The critical consideration for potential shareholders centers on valuation. SpaceX commands a premium that anticipates massive future expansion despite current unprofitability.
AST SpaceMobile’s Expanding Orbital Constellation
AST SpaceMobile pursues an alternative strategy. This enterprise develops a satellite constellation designed to interface directly with standard smartphones without requiring specialized equipment.
Three additional AST BlueBird satellites reached orbit on June 17 via a SpaceX launch, increasing AST’s operational constellation to nine units. The company aims to deploy 45 satellites by year-end 2026.
First-quarter 2026 financial results showed $14.7 million in revenue and a loss per share of -$0.66. AST maintains $3.5 billion in cash holdings and reaffirms its full-year 2026 revenue projection of $150 million to $200 million.
The investment narrative remains in its infancy. Shareholders are wagering on eventual commercialization rather than present-day operations.
Following the most recent launch, uncertainties persist. Barron’s highlighted that investors await verification that the recently deployed satellites have successfully unfolded and are functioning as intended.
Key Distinctions Between These Space Companies
The fundamental difference between these enterprises lies in operational validation. SpaceX has successfully constructed a substantial, functioning commercial space operation. AST continues working to demonstrate that its direct-to-device concept can achieve global viability.

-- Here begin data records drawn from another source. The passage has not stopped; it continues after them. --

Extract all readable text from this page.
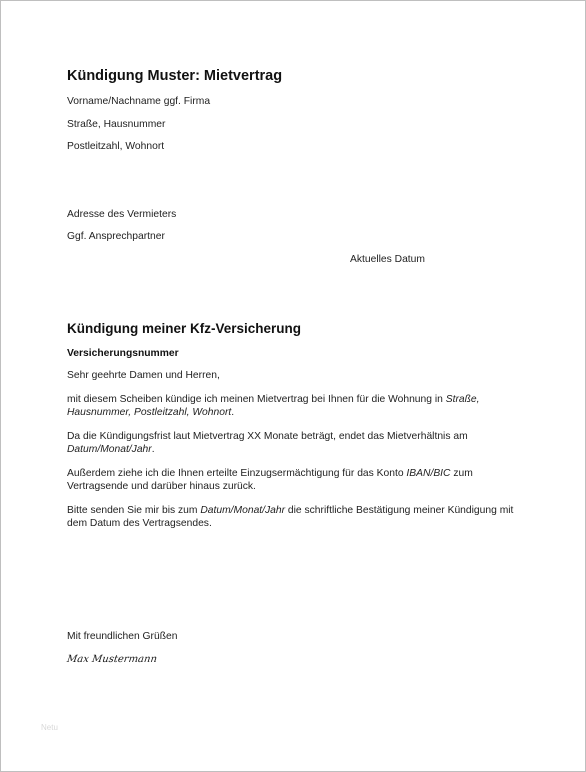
Kündigung Muster: Mietvertrag
Vorname/Nachname ggf. Firma
Straße, Hausnummer
Postleitzahl, Wohnort
Adresse des Vermieters
Ggf. Ansprechpartner
Aktuelles Datum
Kündigung meiner Kfz-Versicherung
Versicherungsnummer
Sehr geehrte Damen und Herren,
mit diesem Scheiben kündige ich meinen Mietvertrag bei Ihnen für die Wohnung in Straße,
Hausnummer, Postleitzahl, Wohnort.
Da die Kündigungsfrist laut Mietvertrag XX Monate beträgt, endet das Mietverhältnis am
Datum/Monat/Jahr.
Außerdem ziehe ich die Ihnen erteilte Einzugsermächtigung für das Konto IBAN/BIC zum
Vertragsende und darüber hinaus zurück.
Bitte senden Sie mir bis zum Datum/Monat/Jahr die schriftliche Bestätigung meiner Kündigung mit
dem Datum des Vertragsendes.
Mit freundlichen Grüßen
Max Mustermann
Netu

SpaceX represents a more established option. It possesses the revenue stream, physical infrastructure, and proven performance history. AST presents greater potential returns if its constellation achieves commercial deployment, though execution challenges are considerably more pronounced.
Wall Street sentiment mirrors this dichotomy. Eleven analysts tracking AST SpaceMobile assign a Reduce consensus, comprising one buy rating, seven hold recommendations, and three sell ratings. The mean price objective sits at $81.33.

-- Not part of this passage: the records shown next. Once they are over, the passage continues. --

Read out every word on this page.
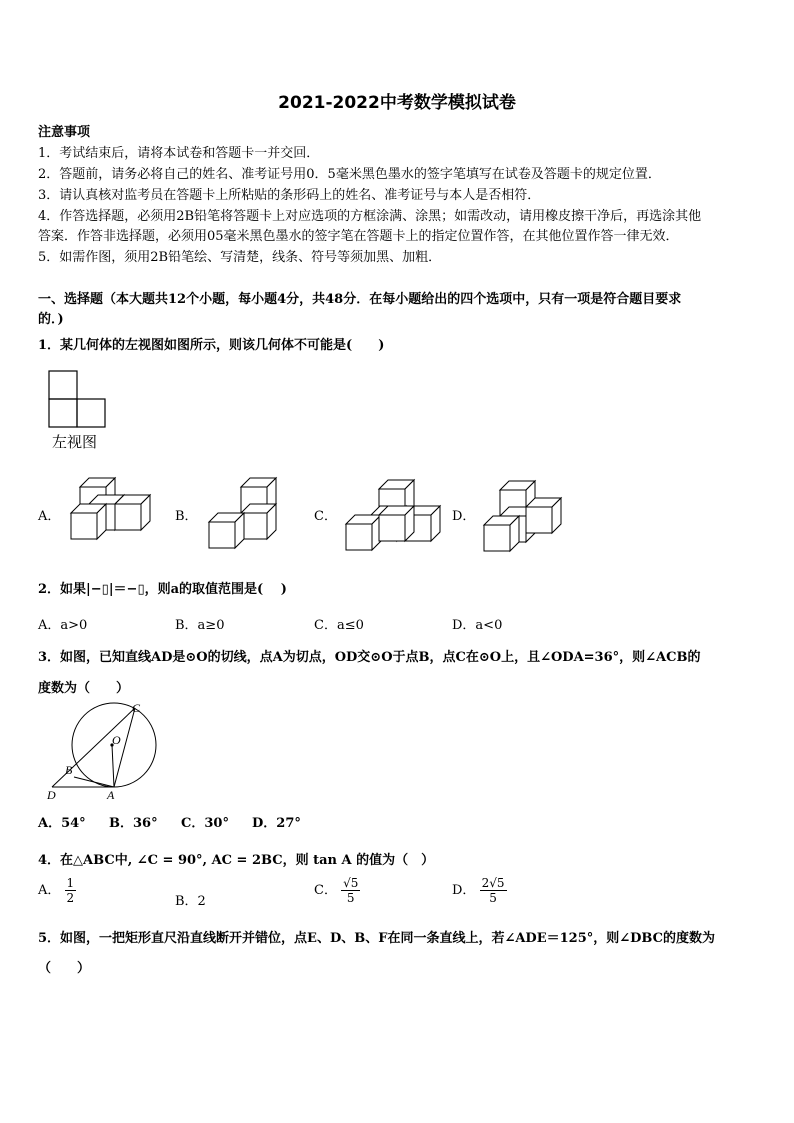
2021-2022中考数学模拟试卷
注意事项
1．考试结束后，请将本试卷和答题卡一并交回．
2．答题前，请务必将自己的姓名、准考证号用0．5毫米黑色墨水的签字笔填写在试卷及答题卡的规定位置．
3．请认真核对监考员在答题卡上所粘贴的条形码上的姓名、准考证号与本人是否相符．
4．作答选择题，必须用2B铅笔将答题卡上对应选项的方框涂满、涂黑；如需改动，请用橡皮擦干净后，再选涂其他
答案．作答非选择题，必须用05毫米黑色墨水的签字笔在答题卡上的指定位置作答，在其他位置作答一律无效．
5．如需作图，须用2B铅笔绘、写清楚，线条、符号等须加黑、加粗．
一、选择题（本大题共12个小题，每小题4分，共48分．在每小题给出的四个选项中，只有一项是符合题目要求
的．)
1．某几何体的左视图如图所示，则该几何体不可能是(　　)
左视图
A．	B．	C．	D．
2．如果|−▯|＝−▯，则a的取值范围是(　 )
A．a>0	B．a≥0	C．a≤0	D．a<0
3．如图，已知直线AD是⊙O的切线，点A为切点，OD交⊙O于点B，点C在⊙O上，且∠ODA=36°，则∠ACB的
度数为（　　）
C
O
B
D	A
A．54° B．36° C．30° D．27°
4．在△ABC中, ∠C = 90°, AC = 2BC，则 tan A 的值为（　）
A． $\frac{1}{2}$	B．2
C． $\frac{√5}{5}$	D． $\frac{2√5}{5}$
5．如图，一把矩形直尺沿直线断开并错位，点E、D、B、F在同一条直线上，若∠ADE＝125°，则∠DBC的度数为
（　　）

SpaceX remains too recently public for comprehensive analyst coverage, yet its immediate post-IPO market value demonstrates substantial investor confidence in its market dominance.
While both organizations operate within the same industry vertical, they occupy markedly different developmental phases.
For prospective investors, the decision ultimately contrasts established market presence against speculative growth opportunity.